Selected Element Attribute, and from site's Elements preview, found the "phone-content" is storing full phone info but when selected, data output is still NULL.

Could you help me figuring out how to extract full numbers from the site as well emails and website urls?

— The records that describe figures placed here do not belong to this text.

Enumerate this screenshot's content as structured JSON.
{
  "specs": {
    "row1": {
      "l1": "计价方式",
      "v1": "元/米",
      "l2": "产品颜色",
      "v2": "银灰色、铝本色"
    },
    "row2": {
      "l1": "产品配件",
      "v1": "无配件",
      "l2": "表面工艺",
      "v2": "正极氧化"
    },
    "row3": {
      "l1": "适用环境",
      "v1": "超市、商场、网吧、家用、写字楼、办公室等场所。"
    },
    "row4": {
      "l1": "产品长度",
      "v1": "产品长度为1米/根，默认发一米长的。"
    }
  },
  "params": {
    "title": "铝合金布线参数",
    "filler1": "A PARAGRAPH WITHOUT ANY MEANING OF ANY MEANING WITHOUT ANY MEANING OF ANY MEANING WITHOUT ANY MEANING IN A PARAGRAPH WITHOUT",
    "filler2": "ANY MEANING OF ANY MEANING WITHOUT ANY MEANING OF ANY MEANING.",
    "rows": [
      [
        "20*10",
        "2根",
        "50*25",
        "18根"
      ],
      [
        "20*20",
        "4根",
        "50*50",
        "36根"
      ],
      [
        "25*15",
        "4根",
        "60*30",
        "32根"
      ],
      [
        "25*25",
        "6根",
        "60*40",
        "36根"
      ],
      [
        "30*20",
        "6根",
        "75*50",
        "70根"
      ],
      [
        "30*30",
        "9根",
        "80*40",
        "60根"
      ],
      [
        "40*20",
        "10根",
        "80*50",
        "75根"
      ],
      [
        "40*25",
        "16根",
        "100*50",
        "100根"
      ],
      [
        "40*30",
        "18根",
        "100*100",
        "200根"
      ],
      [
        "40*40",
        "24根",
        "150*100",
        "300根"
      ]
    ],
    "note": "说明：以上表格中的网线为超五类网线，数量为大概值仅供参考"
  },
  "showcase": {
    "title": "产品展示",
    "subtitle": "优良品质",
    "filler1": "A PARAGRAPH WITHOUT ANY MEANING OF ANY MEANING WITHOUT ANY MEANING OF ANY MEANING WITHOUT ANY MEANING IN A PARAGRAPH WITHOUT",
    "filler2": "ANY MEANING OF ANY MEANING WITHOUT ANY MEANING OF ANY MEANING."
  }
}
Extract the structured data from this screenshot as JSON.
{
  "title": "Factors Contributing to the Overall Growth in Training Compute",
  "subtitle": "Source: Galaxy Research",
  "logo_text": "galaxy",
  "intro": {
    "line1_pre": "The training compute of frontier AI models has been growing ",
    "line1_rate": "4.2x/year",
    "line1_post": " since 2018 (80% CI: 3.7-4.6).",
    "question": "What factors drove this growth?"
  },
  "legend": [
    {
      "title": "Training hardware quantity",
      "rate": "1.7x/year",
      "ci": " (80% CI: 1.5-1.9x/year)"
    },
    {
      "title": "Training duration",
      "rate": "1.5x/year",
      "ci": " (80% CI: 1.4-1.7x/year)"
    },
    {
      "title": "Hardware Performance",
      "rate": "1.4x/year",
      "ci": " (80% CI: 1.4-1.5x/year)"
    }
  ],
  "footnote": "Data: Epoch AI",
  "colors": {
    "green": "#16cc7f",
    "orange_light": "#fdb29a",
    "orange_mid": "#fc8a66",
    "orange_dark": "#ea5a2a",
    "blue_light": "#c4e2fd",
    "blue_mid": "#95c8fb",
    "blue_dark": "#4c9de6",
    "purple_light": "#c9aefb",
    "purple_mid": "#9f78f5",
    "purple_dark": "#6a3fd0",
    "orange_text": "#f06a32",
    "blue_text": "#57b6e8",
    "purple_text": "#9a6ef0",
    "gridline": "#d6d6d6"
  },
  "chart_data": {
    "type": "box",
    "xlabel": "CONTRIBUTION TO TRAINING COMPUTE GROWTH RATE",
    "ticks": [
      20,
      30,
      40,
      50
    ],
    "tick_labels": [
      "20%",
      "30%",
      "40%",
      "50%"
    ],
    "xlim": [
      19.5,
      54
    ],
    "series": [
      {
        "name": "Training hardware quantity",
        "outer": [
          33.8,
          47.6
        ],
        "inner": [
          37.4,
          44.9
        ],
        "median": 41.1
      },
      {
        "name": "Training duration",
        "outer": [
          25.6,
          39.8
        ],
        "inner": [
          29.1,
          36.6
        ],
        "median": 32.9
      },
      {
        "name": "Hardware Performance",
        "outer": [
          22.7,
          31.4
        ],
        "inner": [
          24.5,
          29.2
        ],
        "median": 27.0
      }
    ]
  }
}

Url: https://www.pkt.pl/szukaj/geodezja/warszawa

Sitemap:

{"_id":"pkt_geodezja","startUrl":["Najlepszy geodeta w lokalizacji warszawa"],"selectors":[{"id":"name","type":"SelectorText","parentSelectors":["_root"],"selector":".company name • Geodezja • Geodeci • pkt.pl a","multiple":true,"regex":"","delay":0},{"id":"phone","type":"SelectorElementAttribute","parentSelectors":["_root"],"selector":"span.call-text","multiple":true,"extractAttribute":"phone-content","delay":0}]}

Hi @Uzhipius

I would suggest using an element selector with "multiple" option checked for each of the companies - div.box-content and set it as a "parent" for the name - .company-name a and phone(element attribute - div.call--phone a with attribute name - data-phone)

Sitemap example:

{"_id":"pkt_geodezja","startUrl":["https://www.pkt.pl/szukaj/geodezja/warszawa"],"selectors":[{"delay":0,"id":"name","multiple":false,"parentSelectors":["wrapper"],"regex":"","selector":".company-name a","type":"SelectorText"},{"delay":0,"extractAttribute":"data-phone","id":"phone","multiple":false,"parentSelectors":["wrapper"],"selector":"div.call--phone a","type":"SelectorElementAttribute"},{"delay":0,"id":"wrapper","multiple":true,"parentSelectors":["_root"],"selector":"div.box-content","type":"SelectorElement"}]}

Hope it helps! :crossed_fingers:t6:

1 Like

Why div.call--phone a and now div.call-cell a?

When a class has two elements ie (call-cell call--phone) does it matter which one you use?